Com instigantes e saborosas abordagens, ASL homenageou ocupante de sua cadeira Nº 1
Por Edson Moraes –
O legado literário de Hernâni Donato, um dos grandes intelectuais brasileiros, foi contextualizado fielmente com abordagens ilustrativas e vigorosas de três imortais da Academia Sul-Mato-Grossense de Letras (ASL), na noite de quinta-feira, 26. Marcos Estevão, Paulo Nolasco e Samuel Medeiros fizeram mais uma memorável “Roda Acadêmica” para o acervo dos projetos culturais de referência em Mato Grosso do Sul.
O acadêmico Rubenio Marcelo fez a apresentação dos palestrantes. Coube a Marcos Estevão abrir a roda. Após sucinta descrição biográfica, ele ressaltou a riqueza de um conteúdo intelectual acumulado desde seus 11 anos, quando escreveu o primeiro livro, “O Tesouro”. Salientou ainda o desprendimento do homenageado ao sair dos corredores universitários de Sociologia e Dramaturgia para fixar-se naquilo que mais o fascinava: as atividades literárias e as expedições.

Segundo Marcos Estevão, embora Donato morasse em São Paulo, sua presença em território sul-mato-grossense foi marcante e frequente ao longo de 20 anos, sobretudo em função das viagens que fazia como funcionário da Editora Melhoramentos. Citou grandes sucessos de suas mais de 60 obras, entre elas “As Novas Aventuras de Pedro Malasarte” e “Selva Trágica”, além de considerá-lo um dos maiores historiadores da vida de Lampião.

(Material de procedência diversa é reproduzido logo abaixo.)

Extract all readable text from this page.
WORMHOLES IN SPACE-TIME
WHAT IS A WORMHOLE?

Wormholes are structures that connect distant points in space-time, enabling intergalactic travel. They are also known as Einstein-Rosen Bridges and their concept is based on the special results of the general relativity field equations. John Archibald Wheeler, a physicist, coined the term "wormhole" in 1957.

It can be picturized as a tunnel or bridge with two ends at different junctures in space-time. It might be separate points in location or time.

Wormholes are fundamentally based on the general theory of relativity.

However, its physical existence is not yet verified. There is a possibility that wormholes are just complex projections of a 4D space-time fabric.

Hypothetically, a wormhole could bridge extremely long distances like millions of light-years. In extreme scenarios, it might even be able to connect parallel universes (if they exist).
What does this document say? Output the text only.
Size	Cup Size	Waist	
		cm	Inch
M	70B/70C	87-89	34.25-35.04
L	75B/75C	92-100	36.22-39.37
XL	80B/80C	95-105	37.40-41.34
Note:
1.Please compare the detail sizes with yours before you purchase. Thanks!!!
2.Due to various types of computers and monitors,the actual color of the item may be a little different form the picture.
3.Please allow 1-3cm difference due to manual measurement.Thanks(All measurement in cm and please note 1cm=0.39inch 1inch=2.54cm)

MERGULHO CRÍTICO – Estevão traçou o mergulho crítico e investigativo de Donato nos cenários sociais da exploração da erva-mate, “mostrando que o Estado não era um vazio, que havia povos originários, indígenas, outras civilizações”. Outra de suas características foi definida assim: “Hernâni Donato era um contador de causos”. O professor Paulo Nolasco falou inicialmente sobre sua relação com o escritor, a quem conheceu pessoalmente após um evento em São Paulo, no qual estava também a escritora e acadêmica Raquel Naveira.

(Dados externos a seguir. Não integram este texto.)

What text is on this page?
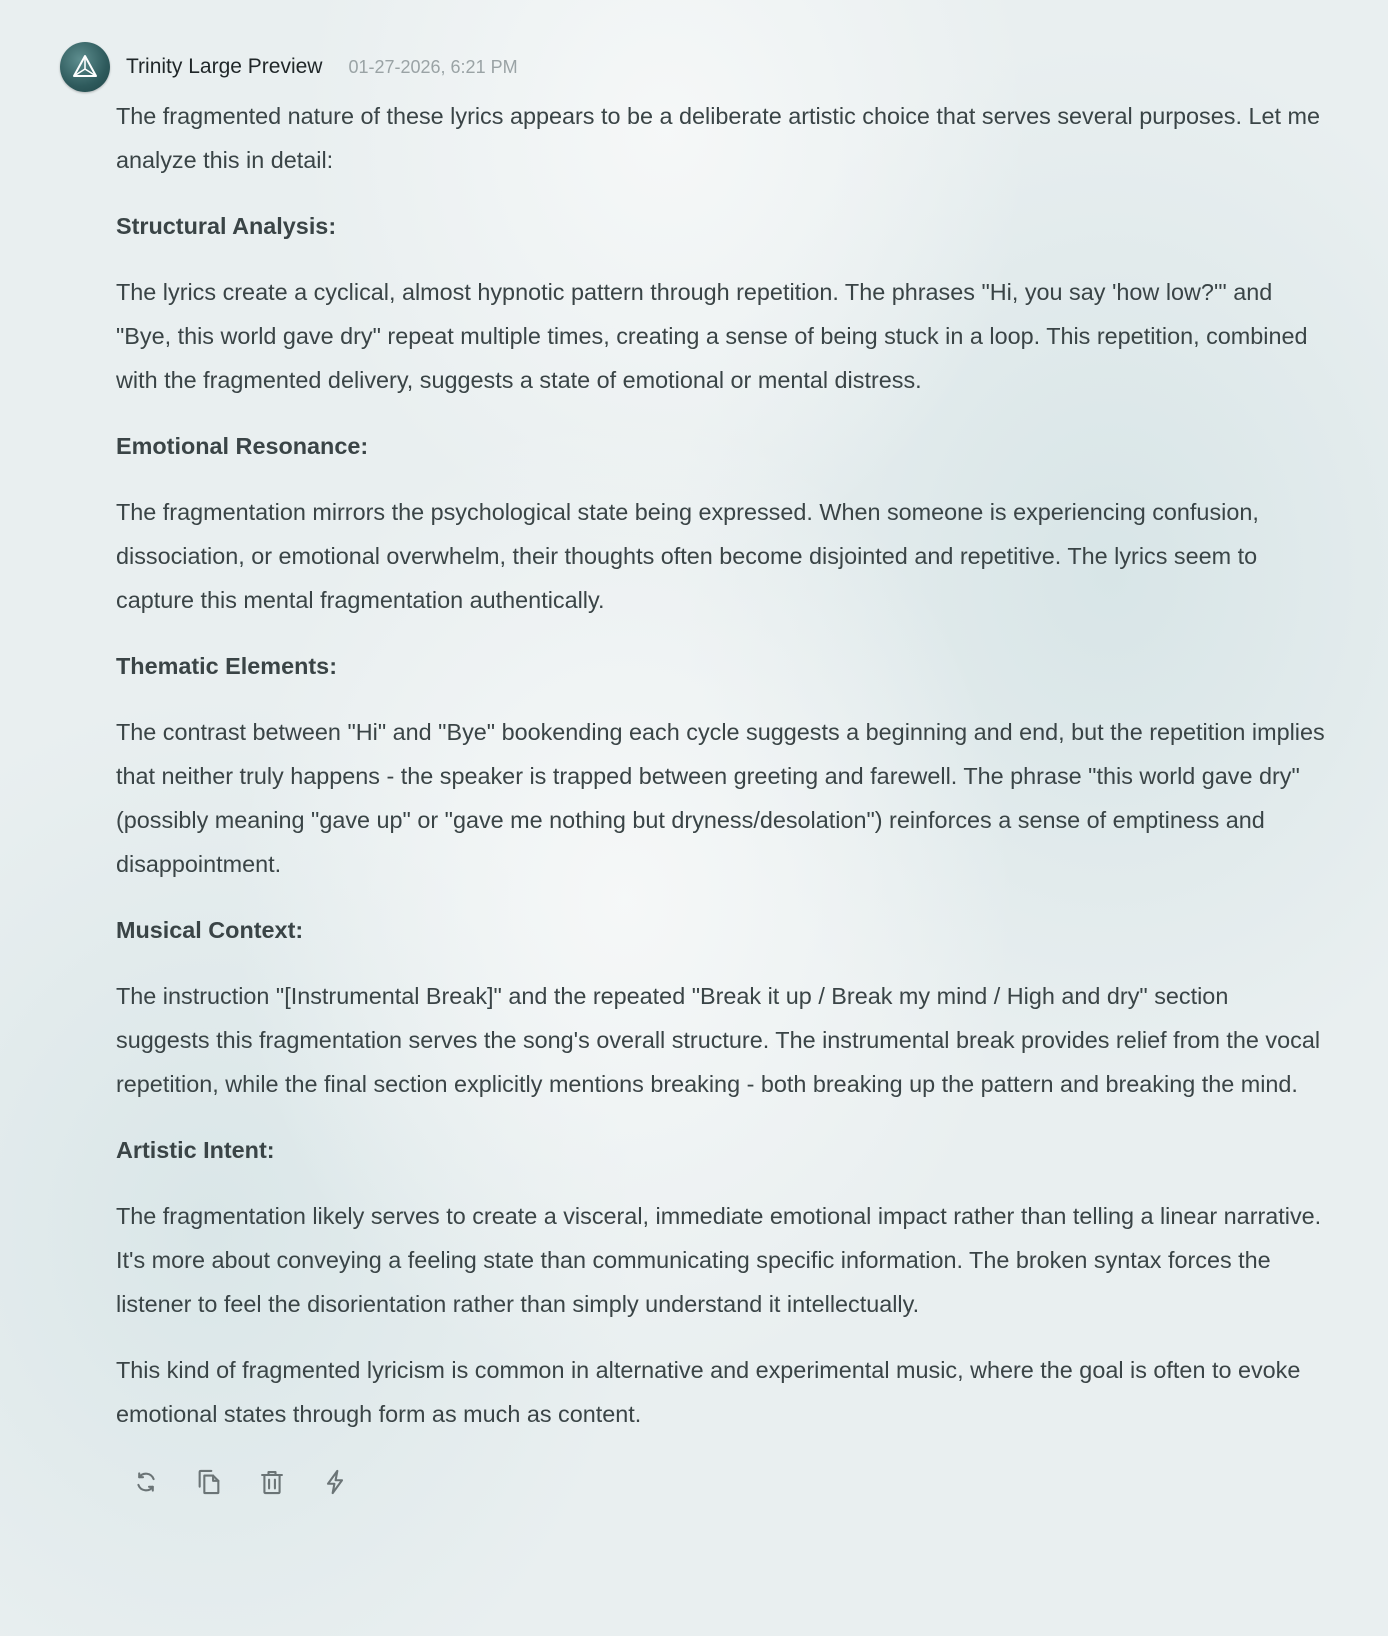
Trinity Large Preview 01-27-2026, 6:21 PM

The fragmented nature of these lyrics appears to be a deliberate artistic choice that serves several purposes. Let me analyze this in detail:

Structural Analysis:

The lyrics create a cyclical, almost hypnotic pattern through repetition. The phrases "Hi, you say 'how low?'" and "Bye, this world gave dry" repeat multiple times, creating a sense of being stuck in a loop. This repetition, combined with the fragmented delivery, suggests a state of emotional or mental distress.

Emotional Resonance:

The fragmentation mirrors the psychological state being expressed. When someone is experiencing confusion, dissociation, or emotional overwhelm, their thoughts often become disjointed and repetitive. The lyrics seem to capture this mental fragmentation authentically.

Thematic Elements:

The contrast between "Hi" and "Bye" bookending each cycle suggests a beginning and end, but the repetition implies that neither truly happens - the speaker is trapped between greeting and farewell. The phrase "this world gave dry" (possibly meaning "gave up" or "gave me nothing but dryness/desolation") reinforces a sense of emptiness and disappointment.

Musical Context:

The instruction "[Instrumental Break]" and the repeated "Break it up / Break my mind / High and dry" section suggests this fragmentation serves the song's overall structure. The instrumental break provides relief from the vocal repetition, while the final section explicitly mentions breaking - both breaking up the pattern and breaking the mind.

Artistic Intent:

The fragmentation likely serves to create a visceral, immediate emotional impact rather than telling a linear narrative. It's more about conveying a feeling state than communicating specific information. The broken syntax forces the listener to feel the disorientation rather than simply understand it intellectually.

This kind of fragmented lyricism is common in alternative and experimental music, where the goal is often to evoke emotional states through form as much as content.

Uma das passagens interessantes mencionadas por Nolasco foi a imersão nos meandros das propostas literárias de Donato. Reportou-se, então, ao contexto de “Selva Trágica”, romance que gerou um filme sob a direção de Roberto Farias, com Reginaldo Farias e Rejane Medeiros. Lançado em 1963, o longa-metragem expõe os tratamentos escravagistas impostos aos ervateiros. Nolasco deteve-se nesta quadra histórica para apontar a dimensão humana da obra donatiana e seu olhar para os graves temas sociais.

Ao reforçar a observação, Nolasco traz o testemunho do professor e crítico Fábio Lucas. No prefácio de “O Caráter Social da Literatura Brasileira”, Lucas carimba “Selva Trágica” como um dos mais altos momentos da novelística de conteúdo social no Brasil. Pontua que os trabalhadores na fronteira Brasil-Paraguai “eram levados por máfias para casas de prostituição, até que, bêbados, assinavam um contrato leonino com a companhia. Ficavam devedores para sempre, ganhando apenas para comer. Aos que tentavam escapar do inferno, restava a perseguição dos capangas da companhia que, quando os capturavam, espancavam-nos até a morte”.

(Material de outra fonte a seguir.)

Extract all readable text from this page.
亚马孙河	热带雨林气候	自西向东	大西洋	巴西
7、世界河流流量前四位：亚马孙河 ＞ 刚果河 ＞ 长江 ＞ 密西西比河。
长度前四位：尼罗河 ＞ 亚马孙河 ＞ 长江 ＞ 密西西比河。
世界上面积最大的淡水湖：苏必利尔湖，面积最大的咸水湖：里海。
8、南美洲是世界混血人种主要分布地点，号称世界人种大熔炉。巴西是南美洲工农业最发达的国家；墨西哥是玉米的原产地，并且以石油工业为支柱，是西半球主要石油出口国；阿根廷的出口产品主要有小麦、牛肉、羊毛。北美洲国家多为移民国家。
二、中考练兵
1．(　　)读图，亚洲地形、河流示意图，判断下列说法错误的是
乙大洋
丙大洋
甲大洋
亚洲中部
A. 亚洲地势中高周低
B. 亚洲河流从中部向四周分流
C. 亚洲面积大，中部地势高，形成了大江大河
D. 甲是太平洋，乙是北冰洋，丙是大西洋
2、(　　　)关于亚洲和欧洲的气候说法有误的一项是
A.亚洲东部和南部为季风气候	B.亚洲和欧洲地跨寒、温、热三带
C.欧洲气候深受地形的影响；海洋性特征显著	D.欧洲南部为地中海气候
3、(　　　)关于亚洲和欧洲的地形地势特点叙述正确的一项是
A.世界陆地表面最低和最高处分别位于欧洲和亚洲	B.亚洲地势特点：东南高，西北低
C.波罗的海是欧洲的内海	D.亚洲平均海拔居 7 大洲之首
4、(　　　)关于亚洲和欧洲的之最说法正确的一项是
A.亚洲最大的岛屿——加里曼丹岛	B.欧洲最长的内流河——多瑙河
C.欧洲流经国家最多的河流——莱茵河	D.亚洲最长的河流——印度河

Samuel Medeiros acrescentou curiosos recortes da biografia e da obra de Donato. Trouxe à tona fatos emblemáticos, como a inauguração da ASL, em 1971, o ato de celebração dos 20 anos da entidade e um discurso do acadêmico José do Couto Vieira Pontes, já falecido, no qual o homenageado acentuava a data (uma sexta-feira, 13) e a presença de quatro mulheres – atualmente são 11 – no colegiado acadêmico. Assim como seus colegas, o olhar social de Donato foi igualmente sublinhado.

VIGOR LITERÁRIO – “O livro e o filme Selva Trágica trazem uma atividade que geralmente é descrita nos aspectos econômicos e políticos. Donato retrata a via social, o monopólio da Companhia Mate Laranjeira e o cruel sistema trabalhista. Viu a escravização dos ervateiros e a contou”, disse Medeiros. A seu ver, o perfil de Donato, o fato de ter ocupado a cadeira número 01, o encaixe social e o vigor literário de suas obras são mais que suficientes para a homenagem.
Donato nasceu em Botucatu (SP) em 1922 e morreu em 2012, aos 90 anos. Membro da ASL e Academia Paulista de Letras, é autor de cerca de 70 livros de variados gêneros, da literatura infantojuvenil à biografia, da historiografia aos costumes, da pesquisa à divulgação científica. Ele traduziu “A Divina Comédia”, de Dante Alighieri, e era apaixonado pelos “Caminhos de Peabiru”, um conjunto de trilhas na rota ancestral ligando o Atlântico, no Brasil, ao Pacífico, atravessando Paraguai, Bolívia e Peru.
O público que foi à sede da ASL ganhou delicioso mimo artístico-cultural, com as artistas plásticas Patty Helney e Agnes Rodrigues (pela SociArtista) e o clarinetista Hudson Campos, do Trio Ars (pela UFMS). A “Roda Acadêmica” é um projeto da ASL, em parceria com a Secretaria de Turismo, Esporte e Cultura (Setesc) e Fundação de Cultura (FCMS), enriquecido pela participação da UFMS (Universidade Federal) e Confraria Sociartista. Nestes blocos se encaixam os projetos “Música Erudita e Suas Fronteiras”, desenvolvido dentro do “Movimento Concerto”, e do “Arte na Academia”.